Enterprise DAB CI/CD Controller
A centralized, governed Databricks Asset Bundle (DAB) deployment system supporting multi-team, multi-environment bundle promotion — the first automated CI/CD framework of its kind at Dish Network.
Multi-team support
Multi-environment promotion
First DAB CI/CD at Dish
TDD adopted team-wide
Overview
Pioneered and architected Dish Network's enterprise Databricks Asset Bundle (DAB) CI/CD controller — a centralized deployment system that brought automated, reproducible, and governed bundle promotion workflows to the entire data engineering organization.
Problem
Before this project, Databricks workloads (jobs, pipelines, notebooks) were deployed manually or through ad hoc scripts. There was no standardized way to promote changes across development, staging, and production environments. Each team had its own approach, making cross-team collaboration difficult and production deployments risky.
Solution
Phase 1: Initial DAB Pipeline
Built the team's first Databricks Asset Bundle CI/CD pipeline using GitLab CI/CD. Established the foundation for automated bundle validation, testing, and deployment.

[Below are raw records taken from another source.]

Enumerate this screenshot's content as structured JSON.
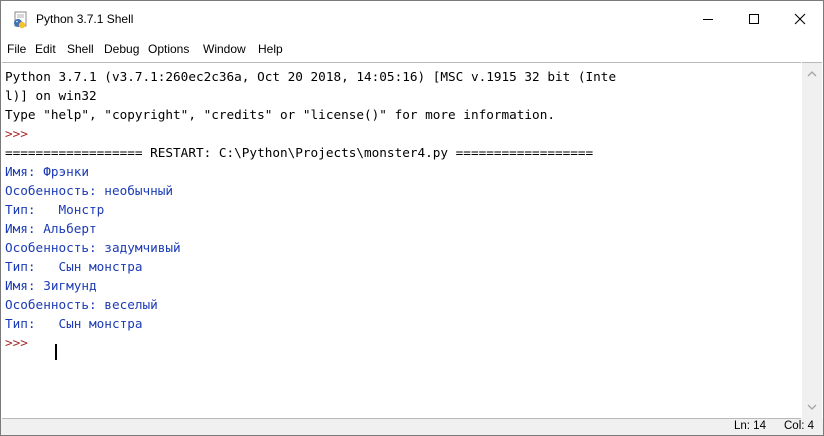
{
  "window": {
    "title": "Python 3.7.1 Shell",
    "icon": "python-idle-icon",
    "controls": {
      "minimize": "minimize-icon",
      "maximize": "maximize-icon",
      "close": "close-icon"
    }
  },
  "menu": {
    "items": [
      "File",
      "Edit",
      "Shell",
      "Debug",
      "Options",
      "Window",
      "Help"
    ]
  },
  "shell": {
    "lines": [
      {
        "text": "Python 3.7.1 (v3.7.1:260ec2c36a, Oct 20 2018, 14:05:16) [MSC v.1915 32 bit (Inte",
        "kind": "banner"
      },
      {
        "text": "l)] on win32",
        "kind": "banner"
      },
      {
        "text": "Type \"help\", \"copyright\", \"credits\" or \"license()\" for more information.",
        "kind": "banner"
      },
      {
        "text": ">>> ",
        "kind": "prompt"
      },
      {
        "text": "================== RESTART: C:\\Python\\Projects\\monster4.py ==================",
        "kind": "banner"
      },
      {
        "text": "Имя: Фрэнки",
        "kind": "output"
      },
      {
        "text": "Особенность: необычный",
        "kind": "output"
      },
      {
        "text": "Тип:   Монстр",
        "kind": "output"
      },
      {
        "text": "Имя: Альберт",
        "kind": "output"
      },
      {
        "text": "Особенность: задумчивый",
        "kind": "output"
      },
      {
        "text": "Тип:   Сын монстра",
        "kind": "output"
      },
      {
        "text": "Имя: Зигмунд",
        "kind": "output"
      },
      {
        "text": "Особенность: веселый",
        "kind": "output"
      },
      {
        "text": "Тип:   Сын монстра",
        "kind": "output"
      },
      {
        "text": ">>> ",
        "kind": "prompt"
      }
    ]
  },
  "status": {
    "line": "Ln: 14",
    "col": "Col: 4"
  },
  "colors": {
    "prompt": "#a52828",
    "output": "#1b3bb5",
    "text": "#000000"
  }
}
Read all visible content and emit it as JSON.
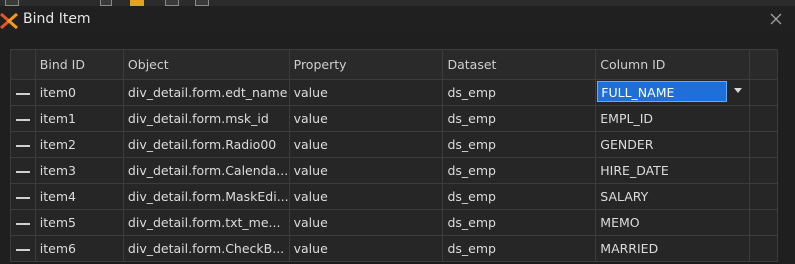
{
  "window": {
    "title": "Bind Item",
    "icons": {
      "app": "app-logo-icon",
      "close": "close-icon",
      "dropdown": "chevron-down-icon"
    }
  },
  "columns": [
    "Bind ID",
    "Object",
    "Property",
    "Dataset",
    "Column ID"
  ],
  "rows": [
    {
      "bind_id": "item0",
      "object": "div_detail.form.edt_name",
      "property": "value",
      "dataset": "ds_emp",
      "column_id": "FULL_NAME"
    },
    {
      "bind_id": "item1",
      "object": "div_detail.form.msk_id",
      "property": "value",
      "dataset": "ds_emp",
      "column_id": "EMPL_ID"
    },
    {
      "bind_id": "item2",
      "object": "div_detail.form.Radio00",
      "property": "value",
      "dataset": "ds_emp",
      "column_id": "GENDER"
    },
    {
      "bind_id": "item3",
      "object": "div_detail.form.Calenda...",
      "property": "value",
      "dataset": "ds_emp",
      "column_id": "HIRE_DATE"
    },
    {
      "bind_id": "item4",
      "object": "div_detail.form.MaskEdi...",
      "property": "value",
      "dataset": "ds_emp",
      "column_id": "SALARY"
    },
    {
      "bind_id": "item5",
      "object": "div_detail.form.txt_me...",
      "property": "value",
      "dataset": "ds_emp",
      "column_id": "MEMO"
    },
    {
      "bind_id": "item6",
      "object": "div_detail.form.CheckB...",
      "property": "value",
      "dataset": "ds_emp",
      "column_id": "MARRIED"
    }
  ],
  "colors": {
    "selection": "#1e6fd9",
    "background": "#1f1f1f",
    "accent": "#e6a21b"
  }
}
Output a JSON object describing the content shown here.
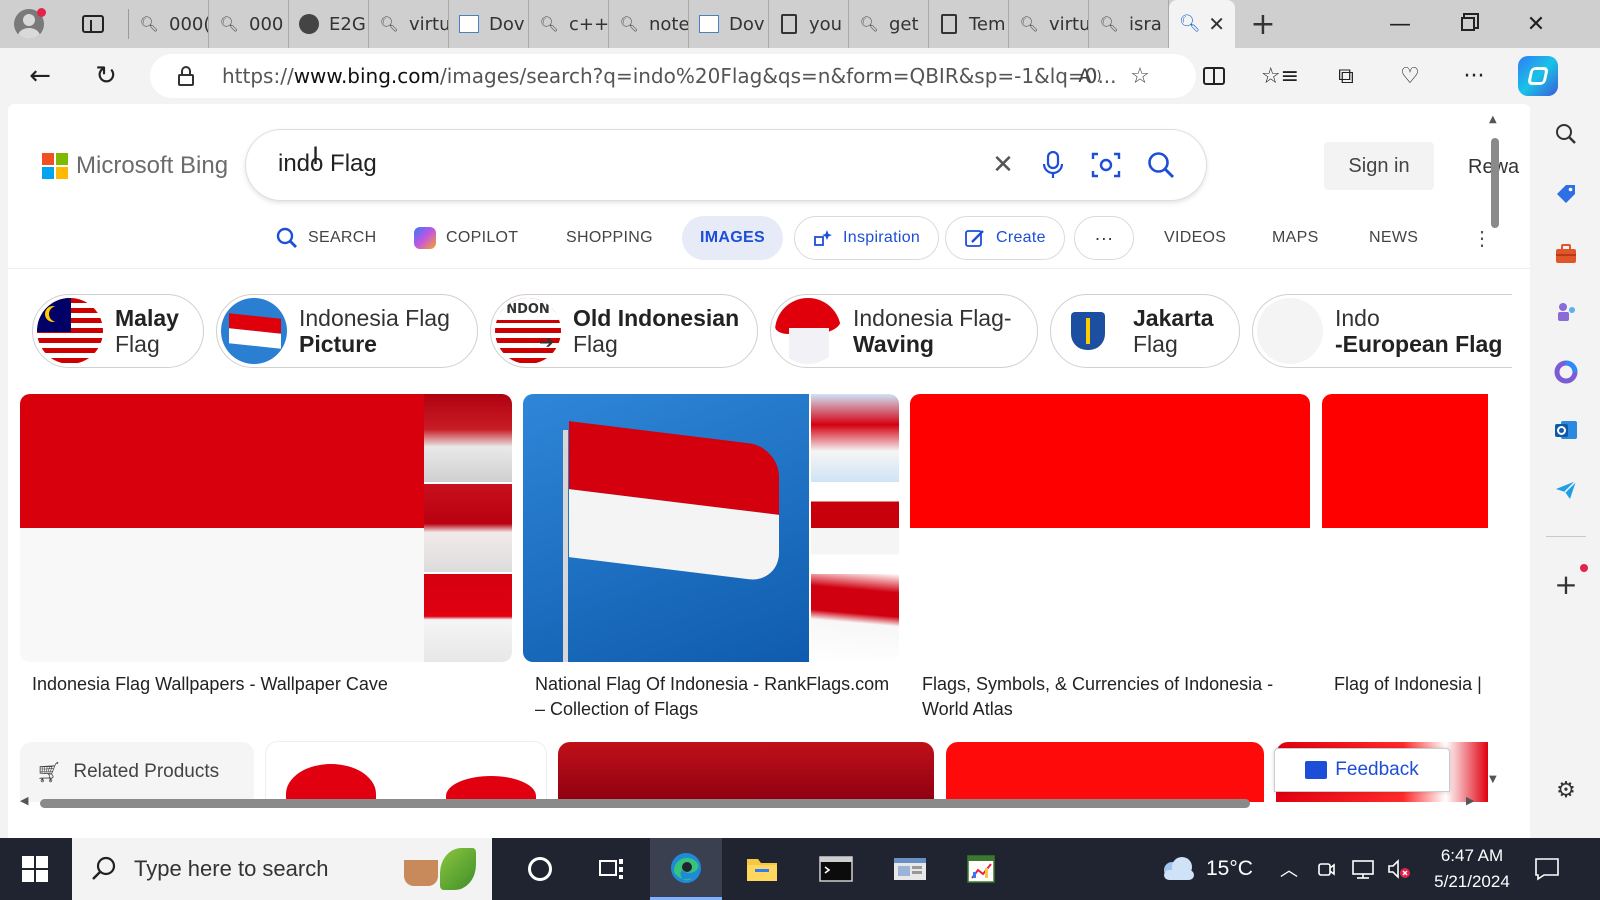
{
  "browser": {
    "tabs": [
      {
        "icon": "search-icon",
        "label": "000("
      },
      {
        "icon": "search-icon",
        "label": "000"
      },
      {
        "icon": "github-icon",
        "label": "E2G"
      },
      {
        "icon": "search-icon",
        "label": "virtu"
      },
      {
        "icon": "chart-icon",
        "label": "Dov"
      },
      {
        "icon": "search-icon",
        "label": "c++"
      },
      {
        "icon": "search-icon",
        "label": "note"
      },
      {
        "icon": "chart-icon",
        "label": "Dov"
      },
      {
        "icon": "page-icon",
        "label": "you"
      },
      {
        "icon": "search-icon",
        "label": "get"
      },
      {
        "icon": "page-icon",
        "label": "Tem"
      },
      {
        "icon": "search-icon",
        "label": "virtu"
      },
      {
        "icon": "search-icon",
        "label": "isra"
      }
    ],
    "url_prefix": "https://",
    "url_host": "www.bing.com",
    "url_rest": "/images/search?q=indo%20Flag&qs=n&form=QBIR&sp=-1&lq=0..."
  },
  "bing": {
    "logo_text": "Microsoft Bing",
    "query": "indo Flag",
    "sign_in": "Sign in",
    "rewards": "Rewa",
    "scopes": {
      "search": "SEARCH",
      "copilot": "COPILOT",
      "shopping": "SHOPPING",
      "images": "IMAGES",
      "inspiration": "Inspiration",
      "create": "Create",
      "more": "···",
      "videos": "VIDEOS",
      "maps": "MAPS",
      "news": "NEWS"
    },
    "related": [
      {
        "bold": "Malay",
        "normal": "Flag",
        "bold_first": true
      },
      {
        "normal": "Indonesia Flag",
        "bold": "Picture",
        "bold_first": false
      },
      {
        "bold": "Old Indonesian",
        "normal": "Flag",
        "bold_first": true
      },
      {
        "normal": "Indonesia Flag-",
        "bold": "Waving",
        "bold_first": false
      },
      {
        "bold": "Jakarta",
        "normal": "Flag",
        "bold_first": true
      },
      {
        "normal": "Indo",
        "bold": "-European Flag",
        "bold_first": false
      }
    ],
    "results": [
      {
        "caption": "Indonesia Flag Wallpapers - Wallpaper Cave"
      },
      {
        "caption": "National Flag Of Indonesia - RankFlags.com – Collection of Flags"
      },
      {
        "caption": "Flags, Symbols, & Currencies of Indonesia - World Atlas"
      },
      {
        "caption": "Flag of Indonesia |"
      }
    ],
    "related_products": "Related Products",
    "feedback": "Feedback"
  },
  "taskbar": {
    "search_placeholder": "Type here to search",
    "temperature": "15°C",
    "time": "6:47 AM",
    "date": "5/21/2024"
  },
  "colors": {
    "flag_red": "#ff0000",
    "bing_blue": "#1d4ed8",
    "taskbar_bg": "#1f2430"
  }
}
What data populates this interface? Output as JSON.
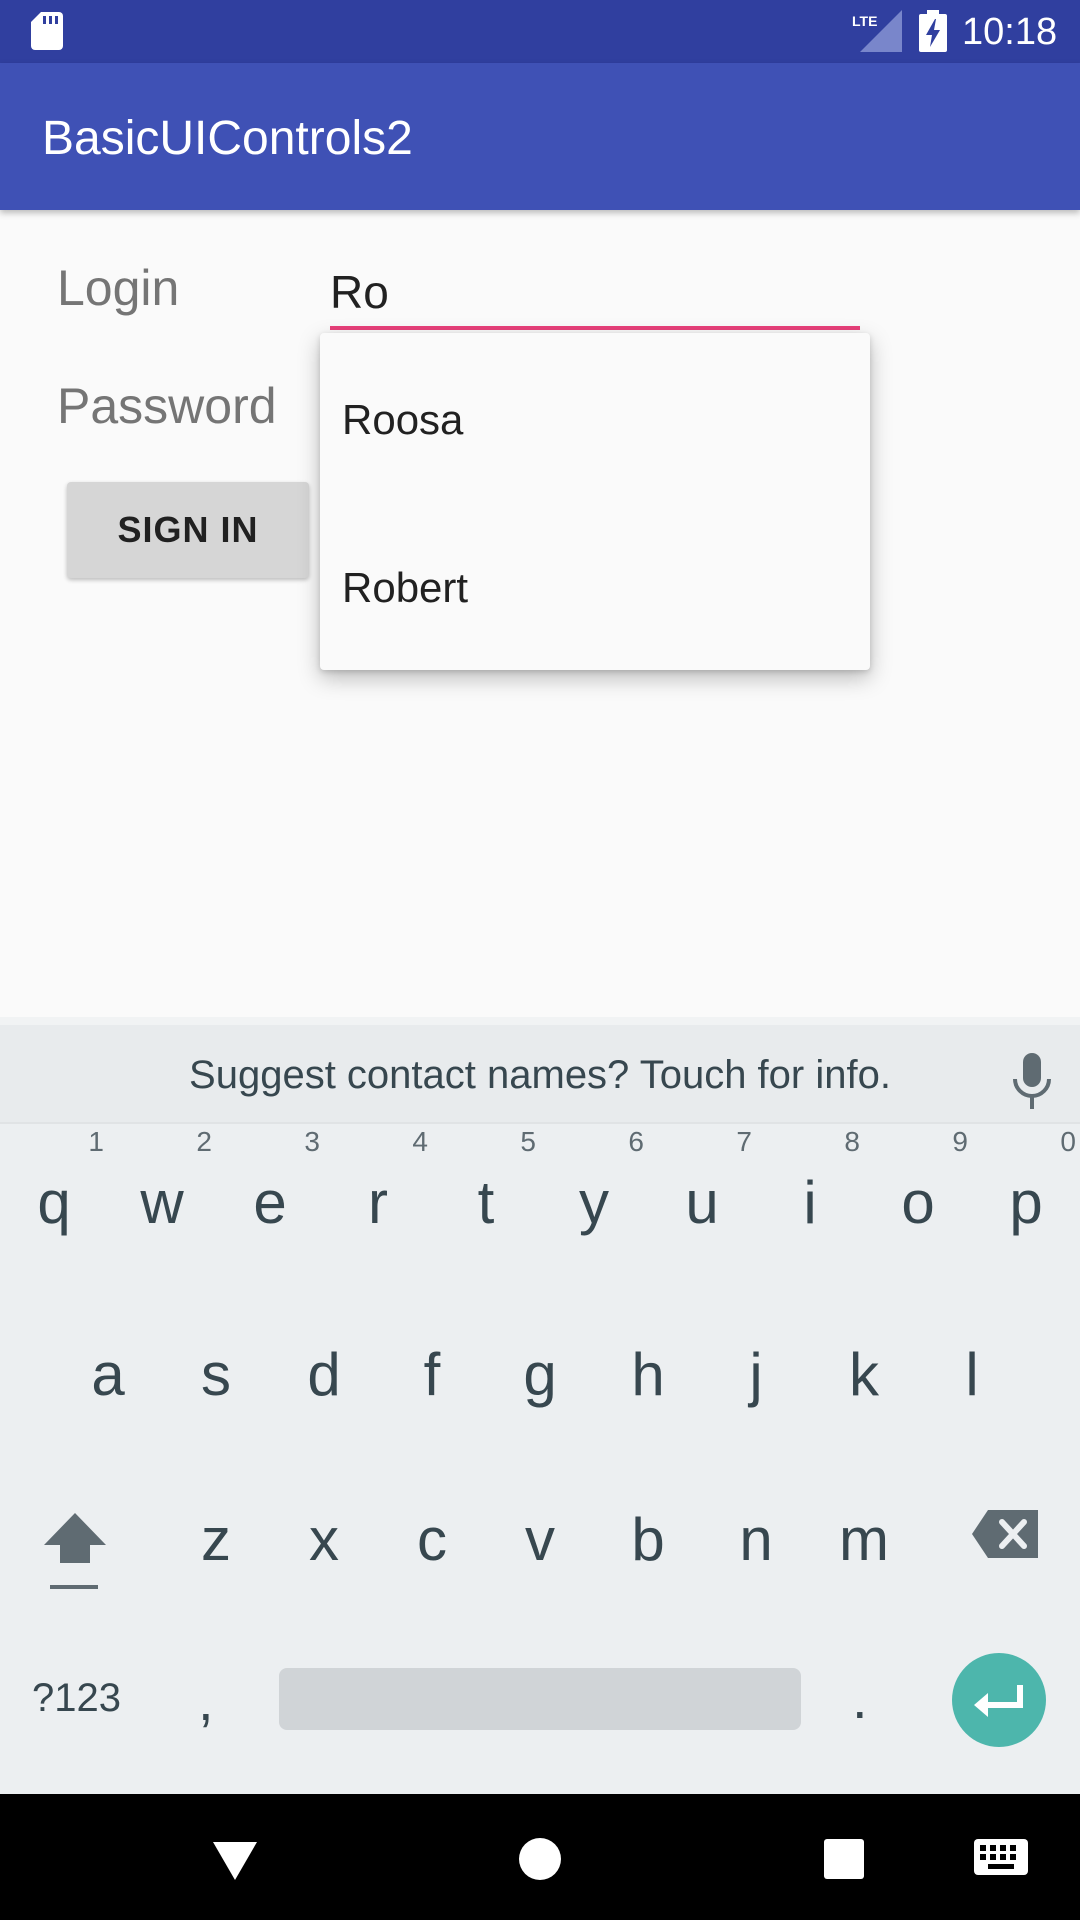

Phase 2: Enterprise DAB Controller
Designed and led implementation of a centralized controller that governs DAB deployments across the organization:
- Multi-environment promotion: Automated dev → staging → production promotion with approval gates
- Centralized governance: Single controller manages permissions, environment configs, and deployment policies
- Bundle validation: Pre-deployment validation of bundle structure, permissions, and resource configurations
- Rollback support: Automated rollback to previous bundle versions on deployment failure
Key Design Principles
Infrastructure as Code: All Databricks resources (jobs, clusters, pipelines) defined as YAML bundle configs, versioned in Git.
Test-Driven Development: Spearheaded TDD methodology across multiple projects. Each bundle includes unit tests for transformation logic (Python/Scala) run in isolated Databricks environments.
Results
- Delivered the first fully automated Databricks deployment pipeline at Dish Network
- Reduced deployment time from hours (manual) to minutes (automated)
- Enabled multi-team, multi-environment workflows with a single centralized system
- Established TDD practices adopted across multiple data science projects
Tech Stack
Platform: Databricks, Databricks Asset Bundles (DAB)
CI/CD: GitLab CI/CD
Languages: Python, Scala, YAML
Cloud: AWS (S3, IAM, VPC)
Testing: pytest, ScalaTest